Sunday, May 19, 2024
52.0°F

No charges in undersheriff probe

by KEITH KINNAIRD
News editor | November 27, 2016 12:00 AM

SANDPOINT — The Idaho Attorney General’s Office is declining to seek charges against former Bonner County Undersheriff David Hale for creating a website mocking the sheriff’s candidacy of Terry Ford in the run-up to the primary election.

The site, which has since disappeared, seemed calculated to portray Ford as amateurish and unprepared for office. It also falsely stated that the site was the handiwork of Ford supporters, when it was actually the work of Hale, a colleague of Sheriff Daryl Wheeler.

Bonner County Prosecutor Louis Marshall asked the AG’s office to investigate whether the unauthorized website amounted to false personation, libel or an electioneering violation.

“Our investigation revealed that the evidence does not support a successful prosecution of Mr. Hale or any other person, for the above offenses,” Deputy Attorney General Paul Panther said in a Nov. 16 letter to the prosecutor’s office.

The AG’s investigation determined that Hale in fact created the unauthorized website, but that alone was insufficient to establish that a criminal offense was committed. The probe also turned up no evidence that anybody else was involved with the site’s creation.

To establish a felony charge of false personation, the state would have been required to prove that Hale actually falsely impersonated another, but the website did not claim to have been published by a real or actual person.

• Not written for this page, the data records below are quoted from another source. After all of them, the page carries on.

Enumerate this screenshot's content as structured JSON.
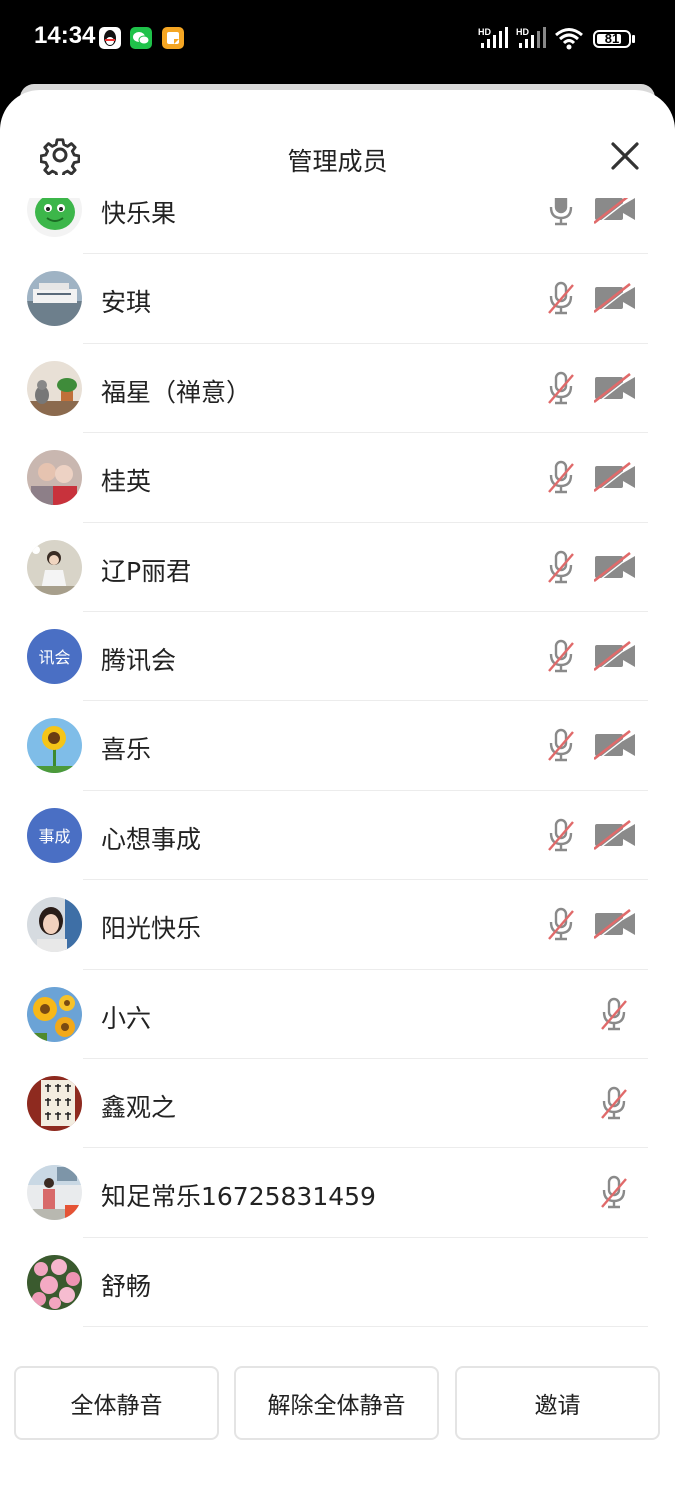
{
  "status_bar": {
    "time": "14:34",
    "battery": "81",
    "battery_level": 0.81,
    "signal_labels": [
      "HD",
      "HD"
    ],
    "notification_icons": [
      "qq-icon",
      "wechat-icon",
      "notes-app-icon"
    ]
  },
  "header": {
    "title": "管理成员",
    "settings_icon": "gear-icon",
    "close_icon": "close-icon"
  },
  "colors": {
    "muted_red": "#e06a6a",
    "icon_gray": "#8a8a8a",
    "avatar_blue": "#4a6fc4"
  },
  "members": [
    {
      "name": "快乐果",
      "mic": "on",
      "camera": "off",
      "avatar": "green-cartoon"
    },
    {
      "name": "安琪",
      "mic": "muted",
      "camera": "off",
      "avatar": "ship-photo"
    },
    {
      "name": "福星（禅意）",
      "mic": "muted",
      "camera": "off",
      "avatar": "cat-plant-photo"
    },
    {
      "name": "桂英",
      "mic": "muted",
      "camera": "off",
      "avatar": "portrait-photo"
    },
    {
      "name": "辽P丽君",
      "mic": "muted",
      "camera": "off",
      "avatar": "person-photo"
    },
    {
      "name": "腾讯会",
      "mic": "muted",
      "camera": "off",
      "avatar": "text",
      "avatar_text": "讯会"
    },
    {
      "name": "喜乐",
      "mic": "muted",
      "camera": "off",
      "avatar": "sunflower-photo"
    },
    {
      "name": "心想事成",
      "mic": "muted",
      "camera": "off",
      "avatar": "text",
      "avatar_text": "事成"
    },
    {
      "name": "阳光快乐",
      "mic": "muted",
      "camera": "off",
      "avatar": "selfie-photo"
    },
    {
      "name": "小六",
      "mic": "muted",
      "camera": "none",
      "avatar": "sunflowers-photo"
    },
    {
      "name": "鑫观之",
      "mic": "muted",
      "camera": "none",
      "avatar": "calligraphy-photo"
    },
    {
      "name": "知足常乐16725831459",
      "mic": "muted",
      "camera": "none",
      "avatar": "outdoor-photo"
    },
    {
      "name": "舒畅",
      "mic": "none",
      "camera": "none",
      "avatar": "pink-flowers-photo"
    }
  ],
  "footer": {
    "mute_all": "全体静音",
    "unmute_all": "解除全体静音",
    "invite": "邀请"
  }
}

“Instead, the website asserted that a fictitious organization created it. Accordingly, this charge is not applicable to Mr. Hale’s conduct,” Panther wrote.

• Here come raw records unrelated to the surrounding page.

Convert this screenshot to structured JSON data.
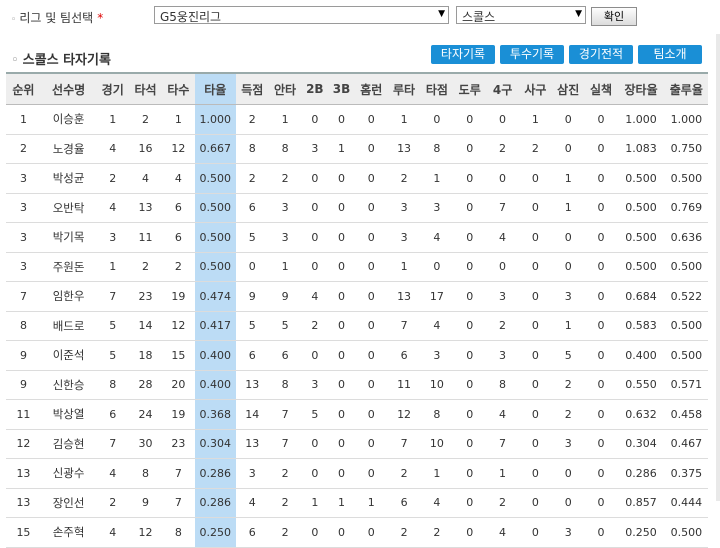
{
  "filter": {
    "label": "리그 및 팀선택",
    "required_mark": "*",
    "league_value": "G5웅진리그",
    "team_value": "스콜스",
    "confirm_label": "확인"
  },
  "section": {
    "title": "스콜스 타자기록",
    "tabs": [
      "타자기록",
      "투수기록",
      "경기전적",
      "팀소개"
    ]
  },
  "table": {
    "headers": [
      "순위",
      "선수명",
      "경기",
      "타석",
      "타수",
      "타율",
      "득점",
      "안타",
      "2B",
      "3B",
      "홈런",
      "루타",
      "타점",
      "도루",
      "4구",
      "사구",
      "삼진",
      "실책",
      "장타율",
      "출루율"
    ],
    "rows": [
      [
        "1",
        "이승훈",
        "1",
        "2",
        "1",
        "1.000",
        "2",
        "1",
        "0",
        "0",
        "0",
        "1",
        "0",
        "0",
        "0",
        "1",
        "0",
        "0",
        "1.000",
        "1.000"
      ],
      [
        "2",
        "노경율",
        "4",
        "16",
        "12",
        "0.667",
        "8",
        "8",
        "3",
        "1",
        "0",
        "13",
        "8",
        "0",
        "2",
        "2",
        "0",
        "0",
        "1.083",
        "0.750"
      ],
      [
        "3",
        "박성균",
        "2",
        "4",
        "4",
        "0.500",
        "2",
        "2",
        "0",
        "0",
        "0",
        "2",
        "1",
        "0",
        "0",
        "0",
        "1",
        "0",
        "0.500",
        "0.500"
      ],
      [
        "3",
        "오반탁",
        "4",
        "13",
        "6",
        "0.500",
        "6",
        "3",
        "0",
        "0",
        "0",
        "3",
        "3",
        "0",
        "7",
        "0",
        "1",
        "0",
        "0.500",
        "0.769"
      ],
      [
        "3",
        "박기목",
        "3",
        "11",
        "6",
        "0.500",
        "5",
        "3",
        "0",
        "0",
        "0",
        "3",
        "4",
        "0",
        "4",
        "0",
        "0",
        "0",
        "0.500",
        "0.636"
      ],
      [
        "3",
        "주원돈",
        "1",
        "2",
        "2",
        "0.500",
        "0",
        "1",
        "0",
        "0",
        "0",
        "1",
        "0",
        "0",
        "0",
        "0",
        "0",
        "0",
        "0.500",
        "0.500"
      ],
      [
        "7",
        "임한우",
        "7",
        "23",
        "19",
        "0.474",
        "9",
        "9",
        "4",
        "0",
        "0",
        "13",
        "17",
        "0",
        "3",
        "0",
        "3",
        "0",
        "0.684",
        "0.522"
      ],
      [
        "8",
        "배드로",
        "5",
        "14",
        "12",
        "0.417",
        "5",
        "5",
        "2",
        "0",
        "0",
        "7",
        "4",
        "0",
        "2",
        "0",
        "1",
        "0",
        "0.583",
        "0.500"
      ],
      [
        "9",
        "이준석",
        "5",
        "18",
        "15",
        "0.400",
        "6",
        "6",
        "0",
        "0",
        "0",
        "6",
        "3",
        "0",
        "3",
        "0",
        "5",
        "0",
        "0.400",
        "0.500"
      ],
      [
        "9",
        "신한승",
        "8",
        "28",
        "20",
        "0.400",
        "13",
        "8",
        "3",
        "0",
        "0",
        "11",
        "10",
        "0",
        "8",
        "0",
        "2",
        "0",
        "0.550",
        "0.571"
      ],
      [
        "11",
        "박상열",
        "6",
        "24",
        "19",
        "0.368",
        "14",
        "7",
        "5",
        "0",
        "0",
        "12",
        "8",
        "0",
        "4",
        "0",
        "2",
        "0",
        "0.632",
        "0.458"
      ],
      [
        "12",
        "김승현",
        "7",
        "30",
        "23",
        "0.304",
        "13",
        "7",
        "0",
        "0",
        "0",
        "7",
        "10",
        "0",
        "7",
        "0",
        "3",
        "0",
        "0.304",
        "0.467"
      ],
      [
        "13",
        "신광수",
        "4",
        "8",
        "7",
        "0.286",
        "3",
        "2",
        "0",
        "0",
        "0",
        "2",
        "1",
        "0",
        "1",
        "0",
        "0",
        "0",
        "0.286",
        "0.375"
      ],
      [
        "13",
        "장인선",
        "2",
        "9",
        "7",
        "0.286",
        "4",
        "2",
        "1",
        "1",
        "1",
        "6",
        "4",
        "0",
        "2",
        "0",
        "0",
        "0",
        "0.857",
        "0.444"
      ],
      [
        "15",
        "손주혁",
        "4",
        "12",
        "8",
        "0.250",
        "6",
        "2",
        "0",
        "0",
        "0",
        "2",
        "2",
        "0",
        "4",
        "0",
        "3",
        "0",
        "0.250",
        "0.500"
      ]
    ]
  }
}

To successfully prosecute a charge of libel, a misdemeanor, the state would have to prove Hale had malicious intent in creating the site and populated it with falsehoods. Panther allowed that the site portrayed Ford in a negative light, its content was a mix of factual assertions and statements of opinion.

“But the website refrains from publishing clear, demonstrably false statements about the candidate and therefore fails to provide a sufficient basis to support a criminal prosecution of libel,” Panther said in the letter.

Panther concluded that electioneering communication charge, a misdemeanor, would have required the state to prove that Hale transmitted communication without filing a required statement with the county clerk. However, such communication would have had to have been made 30 days before the primary and 60 days before the general election, which Panther said did not occur with respect to the website.

Hale was ultimately resigned from his post and Wheeler went on to defeat Ford in the primary election to retain the GOP nomination. Ford ran as a write-in candidate in the general election, but Wheeler decisively won re-election.

NOTE: This story was updated to correct an error regarding the nature of Hale’s departure.